IF one of McCain's PR people happened to be consulting for a firm which ran liberal advertisements and that person was quoted as saying he feared Christians because some of them hallucinated talking with God and thus feared they might kill him on a whim. McCain might fire that PR Person.

This is the same situation. If Williams was that non-objective about Muslims in PUBLIC the likelihood of his reporting in an objective manner was compromised. Also the likelihood of his holding other odious opinions which would eventually slip out and compromise the integrity of his work.

By defending Williams Palin and Huckabee have just put themselves on the side of people who are afraid of Muslims under all circumstances.

Posted by: KurtRex1453 on October 21, 2010 at 5:11 PM | PERMALINK

This is stupid! Juan was defending Muslim's saying we shouldn't discriminate. You know liberals do this little dance all the time, as a black conservative I've had to put up with the double standard. In Detroit Muslims were particularly prejudice and bigoted and we all knew it although no one said a thing.
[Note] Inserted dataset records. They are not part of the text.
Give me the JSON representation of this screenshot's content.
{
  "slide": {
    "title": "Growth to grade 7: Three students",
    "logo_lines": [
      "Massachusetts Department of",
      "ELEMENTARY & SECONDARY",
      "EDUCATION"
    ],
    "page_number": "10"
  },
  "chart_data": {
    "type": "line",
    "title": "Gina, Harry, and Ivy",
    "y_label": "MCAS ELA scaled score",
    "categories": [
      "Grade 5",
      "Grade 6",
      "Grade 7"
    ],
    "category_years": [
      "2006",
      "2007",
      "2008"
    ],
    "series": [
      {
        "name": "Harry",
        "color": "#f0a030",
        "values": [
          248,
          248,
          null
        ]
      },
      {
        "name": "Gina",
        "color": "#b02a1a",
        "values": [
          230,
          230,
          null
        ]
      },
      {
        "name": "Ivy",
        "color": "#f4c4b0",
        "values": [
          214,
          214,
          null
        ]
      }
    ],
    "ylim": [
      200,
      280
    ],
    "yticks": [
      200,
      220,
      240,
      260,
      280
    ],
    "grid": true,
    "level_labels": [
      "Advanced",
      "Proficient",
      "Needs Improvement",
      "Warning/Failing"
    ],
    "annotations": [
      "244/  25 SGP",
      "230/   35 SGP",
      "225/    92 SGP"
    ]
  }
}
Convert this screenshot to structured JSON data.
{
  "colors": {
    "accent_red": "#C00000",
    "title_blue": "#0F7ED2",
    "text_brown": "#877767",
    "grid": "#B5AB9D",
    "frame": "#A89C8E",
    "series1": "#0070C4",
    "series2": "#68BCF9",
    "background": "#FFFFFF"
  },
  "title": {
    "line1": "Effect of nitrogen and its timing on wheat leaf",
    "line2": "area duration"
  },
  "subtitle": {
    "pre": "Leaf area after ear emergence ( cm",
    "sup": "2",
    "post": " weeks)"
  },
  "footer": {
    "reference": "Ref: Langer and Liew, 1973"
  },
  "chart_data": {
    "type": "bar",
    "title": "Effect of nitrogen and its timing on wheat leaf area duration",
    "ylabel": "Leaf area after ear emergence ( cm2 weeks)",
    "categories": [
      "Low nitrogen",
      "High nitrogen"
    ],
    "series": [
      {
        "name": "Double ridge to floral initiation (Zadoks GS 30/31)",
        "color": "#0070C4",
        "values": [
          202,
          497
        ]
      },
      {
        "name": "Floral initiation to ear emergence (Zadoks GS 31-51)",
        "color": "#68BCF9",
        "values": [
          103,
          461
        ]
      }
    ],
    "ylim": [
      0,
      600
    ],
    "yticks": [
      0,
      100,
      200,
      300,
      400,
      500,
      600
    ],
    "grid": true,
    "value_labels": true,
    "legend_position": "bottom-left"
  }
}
At least once a year a Muslim girl would get beaten for dating a black male. Juan wasn't fired because of a Stokely Charmichael crack or saying he gets somewhat nervous when he says traditionally garbed Muslims on plans. (I also feel the same way, I also wonder if Catholic Priests maybe gay, I wonder if the brother with his pants down following me at night may attempt to rob me) but I am not a bigot. These are natural tendencies which one can control and not make judgmental actions...

Posted by: Durmon on October 22, 2010 at 5:11 PM | PERMALINK

a wise observer posted:
NPR's Morning Edition is little more than a steady stream of corporate-sponsored, partisan Republican propaganda, mixed with unctuous, cutesy, dumbed-down pop-culture drivel. It's Fox News for white, well-off, suburban "liberals".

Thanks. I've thought this since bush's war. NPR is little more than a re-education camp for liberals who haven't realized their beloved media outlet has been co-oped. Edward R. Morrow is spinning. Terry Grose, get out now before they get you too.